James Pinsky: Be a conservation impressionist
From time to time I have been known to season my conservation columns with a little inspiration. Today, it is the main course.
Why? Because one of the things our community needs is to turn a great deal of want to into action; and, one of the best ways to do this is through inspirational leadership.
You see, there are lots of reasons (excuses) as to why people who want to do – don’t. This is true for any profession. Some are afraid of failure. Others think they won’t or can’t make a difference, and then there are even a few who simply think there isn’t anything left to be done. As it has been said many times, whether you think you can or think you can’t, you’re right. We as conservationists need to be not only in the business of showing people the how of conservation, but the why as well. In the end, the why will be what sustains us, not the how.
It was Mahatma Gandhi who once said, “It’s the action, not the fruit of the action, that’s important. You have to do the right thing. It may not be in your power, may not be in your time, that there’ll be any fruit. But that doesn’t mean you stop doing the right thing. You may never know what results come from your action. But if you do nothing, there will be no result.”
This quote might just as well have been meant for conservationists as peacemakers because, as it was for Ghandi in the quest for peace, the movement for a truly sustainable world begins first in the belief that we can do something; but, it finishes only when we act.

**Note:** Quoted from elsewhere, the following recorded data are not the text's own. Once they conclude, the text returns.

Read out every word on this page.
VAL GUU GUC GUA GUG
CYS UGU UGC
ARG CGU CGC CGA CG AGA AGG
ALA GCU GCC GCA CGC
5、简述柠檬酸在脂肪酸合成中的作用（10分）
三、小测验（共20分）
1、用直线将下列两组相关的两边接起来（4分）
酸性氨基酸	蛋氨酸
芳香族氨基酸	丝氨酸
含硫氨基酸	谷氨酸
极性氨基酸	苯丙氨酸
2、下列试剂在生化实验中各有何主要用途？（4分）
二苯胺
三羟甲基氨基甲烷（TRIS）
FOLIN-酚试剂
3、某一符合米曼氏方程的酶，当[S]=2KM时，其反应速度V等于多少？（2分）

So how do we compel someone who might sit pensively on the verge of action? Often that final push can come from inspiration, maybe in the form of passion. You see, our role as conservationists isn’t limited to simply being the subject matter experts on all things good and green. No, even if we stand, arm-in-arm, with our local residents, we are still not fully completing our mission. You see, we are not truly conservationists until we can inspire and lead our communities not to just care, but to act with vigor toward saving our planet. So, we must do far more than manage, even nobly, we must lead – with passion, with conviction, with purpose.
How? When we meet people, if we leave them informed we have, at the very least, done our jobs but if we leave them inspired we have met our calling. The difference between the two is what will ultimately determine the success or failure of our community. In fact, it ultimately defines us. It is this kind of focus, inspirational leadership, which can turn tasks in triumphs, workshops into wonders, and yes, lectures into sermons.

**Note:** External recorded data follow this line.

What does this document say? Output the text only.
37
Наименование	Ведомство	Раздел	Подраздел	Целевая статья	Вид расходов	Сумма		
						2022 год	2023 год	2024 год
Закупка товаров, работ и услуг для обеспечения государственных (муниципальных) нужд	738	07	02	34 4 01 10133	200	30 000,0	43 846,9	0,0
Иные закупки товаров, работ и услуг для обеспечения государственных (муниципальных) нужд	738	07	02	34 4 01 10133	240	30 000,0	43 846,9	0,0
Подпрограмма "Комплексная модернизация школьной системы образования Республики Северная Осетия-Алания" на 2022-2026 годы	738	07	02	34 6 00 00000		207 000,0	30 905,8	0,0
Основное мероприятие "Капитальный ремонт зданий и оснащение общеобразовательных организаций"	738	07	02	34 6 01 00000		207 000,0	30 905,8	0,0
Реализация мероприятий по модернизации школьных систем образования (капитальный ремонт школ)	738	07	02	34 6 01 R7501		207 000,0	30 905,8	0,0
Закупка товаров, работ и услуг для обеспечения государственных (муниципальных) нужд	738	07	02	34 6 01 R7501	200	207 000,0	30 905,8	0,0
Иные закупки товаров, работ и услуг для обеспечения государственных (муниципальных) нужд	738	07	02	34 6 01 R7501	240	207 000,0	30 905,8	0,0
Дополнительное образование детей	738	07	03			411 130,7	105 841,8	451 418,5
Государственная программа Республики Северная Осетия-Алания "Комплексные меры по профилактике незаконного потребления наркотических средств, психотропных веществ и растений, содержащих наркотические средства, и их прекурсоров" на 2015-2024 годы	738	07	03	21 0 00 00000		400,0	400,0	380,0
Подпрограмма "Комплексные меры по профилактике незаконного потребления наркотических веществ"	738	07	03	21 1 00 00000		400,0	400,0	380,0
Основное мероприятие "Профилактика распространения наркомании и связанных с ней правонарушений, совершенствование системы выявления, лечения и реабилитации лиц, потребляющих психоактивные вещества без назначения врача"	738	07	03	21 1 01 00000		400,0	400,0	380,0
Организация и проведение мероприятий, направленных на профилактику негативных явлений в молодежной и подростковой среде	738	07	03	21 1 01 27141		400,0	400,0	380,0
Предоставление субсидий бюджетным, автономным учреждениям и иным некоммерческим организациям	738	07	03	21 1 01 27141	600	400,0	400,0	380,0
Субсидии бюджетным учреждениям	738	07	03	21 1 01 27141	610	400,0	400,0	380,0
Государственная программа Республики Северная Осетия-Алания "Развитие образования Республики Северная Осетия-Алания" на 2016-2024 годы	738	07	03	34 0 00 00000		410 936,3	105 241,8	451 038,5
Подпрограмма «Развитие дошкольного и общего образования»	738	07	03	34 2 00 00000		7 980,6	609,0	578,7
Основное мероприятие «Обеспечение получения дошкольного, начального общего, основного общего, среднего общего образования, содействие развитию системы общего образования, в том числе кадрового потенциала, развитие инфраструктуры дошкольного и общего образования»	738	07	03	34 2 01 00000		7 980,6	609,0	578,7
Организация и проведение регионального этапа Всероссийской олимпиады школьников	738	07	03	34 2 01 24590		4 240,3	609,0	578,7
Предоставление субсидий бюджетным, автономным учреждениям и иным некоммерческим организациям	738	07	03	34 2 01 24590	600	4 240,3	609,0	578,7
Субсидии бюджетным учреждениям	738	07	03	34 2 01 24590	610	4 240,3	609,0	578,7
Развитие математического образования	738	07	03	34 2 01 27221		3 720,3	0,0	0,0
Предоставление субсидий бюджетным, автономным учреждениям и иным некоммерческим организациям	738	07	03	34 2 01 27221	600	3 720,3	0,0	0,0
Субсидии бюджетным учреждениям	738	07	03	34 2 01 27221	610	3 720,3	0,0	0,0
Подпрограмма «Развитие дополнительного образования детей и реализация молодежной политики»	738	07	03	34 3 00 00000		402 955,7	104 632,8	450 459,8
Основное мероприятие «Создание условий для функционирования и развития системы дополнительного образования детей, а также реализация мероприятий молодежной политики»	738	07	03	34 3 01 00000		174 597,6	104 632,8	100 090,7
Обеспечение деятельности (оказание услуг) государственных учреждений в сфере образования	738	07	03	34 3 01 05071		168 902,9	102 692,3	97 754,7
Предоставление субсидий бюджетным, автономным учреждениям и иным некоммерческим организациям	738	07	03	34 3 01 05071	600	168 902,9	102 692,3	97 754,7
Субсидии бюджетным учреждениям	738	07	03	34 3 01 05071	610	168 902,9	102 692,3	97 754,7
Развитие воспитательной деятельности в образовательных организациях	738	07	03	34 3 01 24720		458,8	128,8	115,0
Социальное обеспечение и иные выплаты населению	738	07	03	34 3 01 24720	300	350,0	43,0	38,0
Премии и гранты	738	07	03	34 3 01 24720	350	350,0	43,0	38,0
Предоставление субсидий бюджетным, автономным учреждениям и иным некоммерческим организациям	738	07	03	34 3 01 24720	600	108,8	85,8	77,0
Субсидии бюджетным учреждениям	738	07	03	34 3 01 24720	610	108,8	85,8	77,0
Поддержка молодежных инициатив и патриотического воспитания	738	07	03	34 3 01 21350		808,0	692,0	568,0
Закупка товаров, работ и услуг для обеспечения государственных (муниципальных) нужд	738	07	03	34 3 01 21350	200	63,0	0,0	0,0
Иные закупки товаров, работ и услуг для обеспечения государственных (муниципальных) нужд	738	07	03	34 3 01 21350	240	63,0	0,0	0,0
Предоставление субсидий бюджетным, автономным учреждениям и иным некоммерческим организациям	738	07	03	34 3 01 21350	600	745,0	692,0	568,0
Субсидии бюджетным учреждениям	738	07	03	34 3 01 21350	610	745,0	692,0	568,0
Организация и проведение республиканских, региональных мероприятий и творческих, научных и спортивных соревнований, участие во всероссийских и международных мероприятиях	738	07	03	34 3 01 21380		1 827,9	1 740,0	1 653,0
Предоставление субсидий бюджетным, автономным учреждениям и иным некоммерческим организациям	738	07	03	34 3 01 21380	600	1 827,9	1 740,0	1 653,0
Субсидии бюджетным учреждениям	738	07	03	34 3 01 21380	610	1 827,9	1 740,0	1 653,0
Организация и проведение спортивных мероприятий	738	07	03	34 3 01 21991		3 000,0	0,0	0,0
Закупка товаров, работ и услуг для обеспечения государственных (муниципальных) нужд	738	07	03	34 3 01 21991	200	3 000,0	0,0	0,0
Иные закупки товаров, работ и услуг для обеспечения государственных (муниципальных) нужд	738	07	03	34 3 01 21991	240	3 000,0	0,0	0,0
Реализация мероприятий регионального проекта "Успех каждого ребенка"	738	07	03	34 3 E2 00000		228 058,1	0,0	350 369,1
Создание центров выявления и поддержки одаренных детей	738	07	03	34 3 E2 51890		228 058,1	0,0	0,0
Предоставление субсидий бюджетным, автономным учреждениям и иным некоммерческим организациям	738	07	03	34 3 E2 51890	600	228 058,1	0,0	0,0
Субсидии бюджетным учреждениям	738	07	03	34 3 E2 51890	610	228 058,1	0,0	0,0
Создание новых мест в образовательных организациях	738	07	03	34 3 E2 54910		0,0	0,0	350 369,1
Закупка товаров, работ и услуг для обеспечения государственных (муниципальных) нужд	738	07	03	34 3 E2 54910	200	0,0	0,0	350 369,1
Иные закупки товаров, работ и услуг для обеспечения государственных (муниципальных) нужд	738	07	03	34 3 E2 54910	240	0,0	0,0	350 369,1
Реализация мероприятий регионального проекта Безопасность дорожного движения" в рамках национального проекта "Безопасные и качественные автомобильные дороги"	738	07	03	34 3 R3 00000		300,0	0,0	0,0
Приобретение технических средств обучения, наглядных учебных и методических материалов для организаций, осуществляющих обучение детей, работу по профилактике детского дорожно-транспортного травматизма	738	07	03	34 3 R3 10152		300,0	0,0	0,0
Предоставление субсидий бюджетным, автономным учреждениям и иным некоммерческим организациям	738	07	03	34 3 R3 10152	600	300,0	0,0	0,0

To each and every one of my conservation-minded colleagues – I call upon all of us to rise to this occasion! Regardless of where we all are in life, we can all climb higher, reach out to bring up our peers, or sway even the most ardent conservation naysayer. Our love for and knowledge about conservation should flow from our lips with the same beauty as paint flowed from the brush of Claude Monet, one of the world’s greatest impressionists. His passion for art was so profound that even years after his death, he still inspires others. In fact, much of his work was focused enough to make you think but never so rigid as to limit what might inspire you about it. There’s a leadership lesson there, to inspire but not dictate the passion of others.
We can be – and should be – the Monets of the conservation world painting a canvas of conservation advocacy daily which inspires generations well beyond our own to not just love conservation but to see a part of their own dreams, ambitions and passions for the future of conservation tomorrow in the impressions we give them today.